"""
=====================================================
Basic Decoding: Classification and Model Verification
=====================================================

This example demonstrates the core functionality of the ``coco_pipe.decoding`` module.
We generate a synthetic classification dataset and evaluate two classical machine
learning models (Logistic Regression and Random Forest) using a rigorous
cross-validation pipeline.

The decoding engine automatically handles data splitting, model fitting, metric
calculation, and produces an `ExperimentResult` object that natively integrates with
our visualization tools.
"""

# %%
# Imports and Setup
# -----------------

import matplotlib.pyplot as plt
from sklearn.datasets import make_classification

from coco_pipe.decoding import Experiment, ExperimentConfig
from coco_pipe.decoding.configs import (
    CVConfig,
    LogisticRegressionConfig,
    RandomForestClassifierConfig,
)
from coco_pipe.viz.decoding import plot_confusion_matrix, plot_decoding_scores

# %%
# 1. Generate Synthetic Data
# --------------------------
# We create a synthetic 2-class dataset with 500 samples and 20 features,
# where only 5 features are truly informative.

X, y = make_classification(
    n_samples=500,
    n_features=20,
    n_informative=5,
    random_state=42,
)

# %%
# 2. Configure the Experiment
# ---------------------------
# The ``ExperimentConfig`` defines the entire analytical pipeline declaratively.
# We specify the task, the models to evaluate, the evaluation metrics, and the
# cross-validation strategy.

config = ExperimentConfig(
    task="classification",
    models={
        "LogisticRegression": LogisticRegressionConfig(),
        "RandomForest": RandomForestClassifierConfig(n_estimators=50, random_state=42),
    },
    metrics=["accuracy", "roc_auc", "f1"],
    cv=CVConfig(strategy="stratified", n_splits=5, random_state=42),
)

# Initialize the experiment engine
exp = Experiment(config)

# %%
# 3. Execute the Decoding Pipeline
# --------------------------------
# The ``run`` method takes the data and executes the cross-validation
# loop for all declared models.

print("Executing decoding pipeline...")
result = exp.run(X, y)
print("Decoding complete!")

# %%
# 4. Visualize Results
# --------------------
# We can pass the ``ExperimentResult`` directly into ``coco_pipe.viz.decoding``
# functions to instantly generate publication-ready plots.

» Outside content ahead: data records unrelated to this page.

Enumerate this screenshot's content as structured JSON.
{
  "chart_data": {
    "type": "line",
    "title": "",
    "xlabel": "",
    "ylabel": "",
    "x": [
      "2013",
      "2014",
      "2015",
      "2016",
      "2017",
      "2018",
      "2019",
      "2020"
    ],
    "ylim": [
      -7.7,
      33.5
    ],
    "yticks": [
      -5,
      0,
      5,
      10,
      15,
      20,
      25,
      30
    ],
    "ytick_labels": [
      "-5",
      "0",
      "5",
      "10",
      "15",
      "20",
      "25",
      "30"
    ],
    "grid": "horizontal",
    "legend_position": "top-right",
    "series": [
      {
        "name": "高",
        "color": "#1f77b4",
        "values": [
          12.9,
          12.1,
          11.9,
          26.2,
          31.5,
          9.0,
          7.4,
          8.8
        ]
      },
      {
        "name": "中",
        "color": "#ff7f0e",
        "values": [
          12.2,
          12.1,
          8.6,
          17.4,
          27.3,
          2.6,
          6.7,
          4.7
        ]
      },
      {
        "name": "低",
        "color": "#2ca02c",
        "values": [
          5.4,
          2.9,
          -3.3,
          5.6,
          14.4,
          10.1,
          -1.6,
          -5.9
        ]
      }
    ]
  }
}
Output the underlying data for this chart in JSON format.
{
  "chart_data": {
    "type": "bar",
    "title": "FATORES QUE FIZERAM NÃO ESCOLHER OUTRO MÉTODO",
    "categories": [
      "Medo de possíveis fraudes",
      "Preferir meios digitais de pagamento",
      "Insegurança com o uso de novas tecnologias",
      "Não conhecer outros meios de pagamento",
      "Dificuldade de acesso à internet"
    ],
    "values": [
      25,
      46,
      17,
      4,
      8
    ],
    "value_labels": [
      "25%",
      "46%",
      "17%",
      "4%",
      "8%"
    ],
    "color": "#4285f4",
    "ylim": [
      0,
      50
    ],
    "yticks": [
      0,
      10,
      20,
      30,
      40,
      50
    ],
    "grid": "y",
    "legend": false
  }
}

# Plot aggregate scalar scores (Accuracy, ROC AUC, F1)
plot_decoding_scores(result, kind="bar")
plt.show()

# Plot the confusion matrix for the Random Forest model
plot_confusion_matrix(
    result, model="RandomForest", title="Random Forest: Confusion Matrix"
)
plt.show()

# %%
# Interpretation
# --------------
# - **Decoding Scores**: The bar chart shows the mean performance metrics across all 5
#   cross-validation folds, including standard error bands. Random Forest often
#   outperforms Logistic Regression on non-linear informative features.
# - **Confusion Matrix**: The matrix visualizes the out-of-fold predictions, normalized
#   by true class counts, highlighting the model's sensitivity and specificity.